Full-thickness human skin flaps were obtained, maintained on a perfusion system and exposed to UVB radiation. The chronic UVB group received time here 200 mJ/cm2 UVB daily for seven days, while the acute UVB group received a single high dose of 1400 mJ/cm2. Each group was subdivided into metformin-treated and without metformin groups, with a non-UVB-exposed as control. Topical metformin was applied after each UVB exposure and biopsies were taken at time 0, 24, 48, 72, 96, 120, and 144 hr. Hematoxylin and Eosin (H&E), Fontana-Masson, and gamma-H2AX (γH2AX) stains were used for histological analysis.

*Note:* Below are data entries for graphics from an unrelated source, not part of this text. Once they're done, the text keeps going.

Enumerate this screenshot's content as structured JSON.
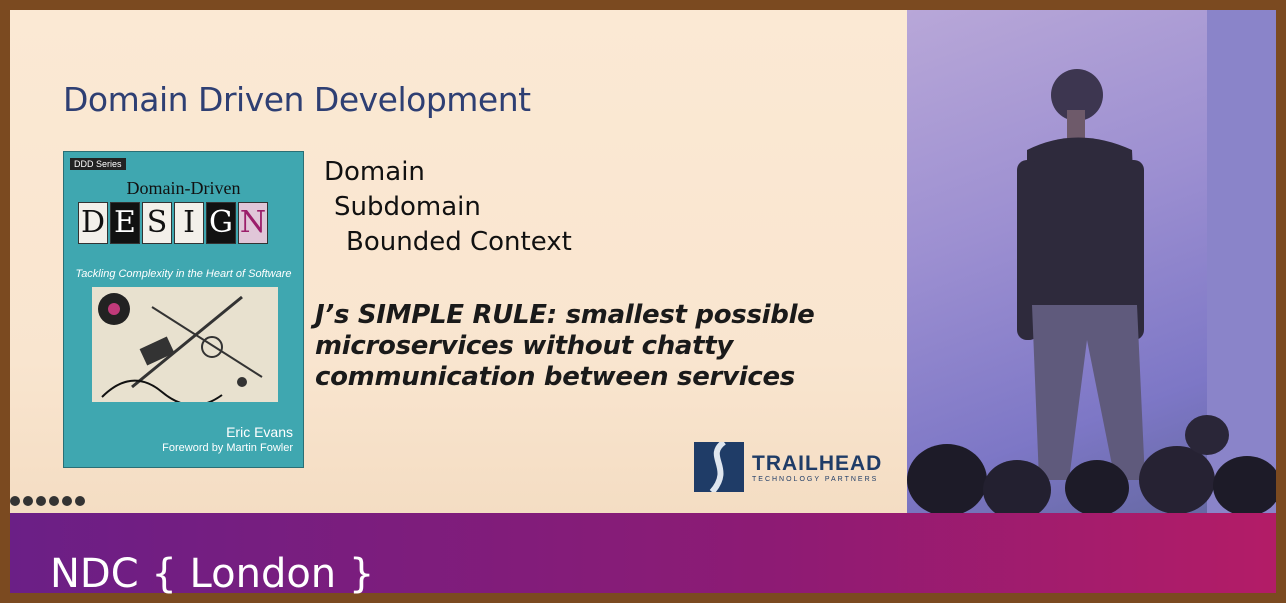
{
  "slide": {
    "title": "Domain Driven Development",
    "book": {
      "series": "DDD Series",
      "title_line1": "Domain-Driven",
      "title_letters": [
        "D",
        "E",
        "S",
        "I",
        "G",
        "N"
      ],
      "subtitle": "Tackling Complexity in the Heart of Software",
      "author": "Eric Evans",
      "foreword": "Foreword by Martin Fowler"
    },
    "terms": [
      "Domain",
      "Subdomain",
      "Bounded Context"
    ],
    "rule": "J’s SIMPLE RULE: smallest possible microservices without chatty communication between services",
    "logo": {
      "name": "TRAILHEAD",
      "tagline": "TECHNOLOGY PARTNERS"
    }
  },
  "footer": {
    "brand": "NDC { London }"
  },
  "colors": {
    "title": "#2e3f73",
    "book": "#3fa7b0",
    "footer_start": "#6b1f86",
    "footer_end": "#b31c67"
  }
}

UVB induced significant epidermal thinning, melanin deposition, and DNA damage, particularly in the acute group. Metformin-treated skin exhibited reduced melanin production, improved epidermal integrity, and less DNA damage vs untreated UVB groups. Control biopsies remained intact with minimal pigmentation and DNA damage.
These findings suggest metformin can mitigate UVB-induced skin damage, hyperpigmentation, and genetic injury. This study supports metformin as a promising therapeutic strategy for UV-induced skin disorders.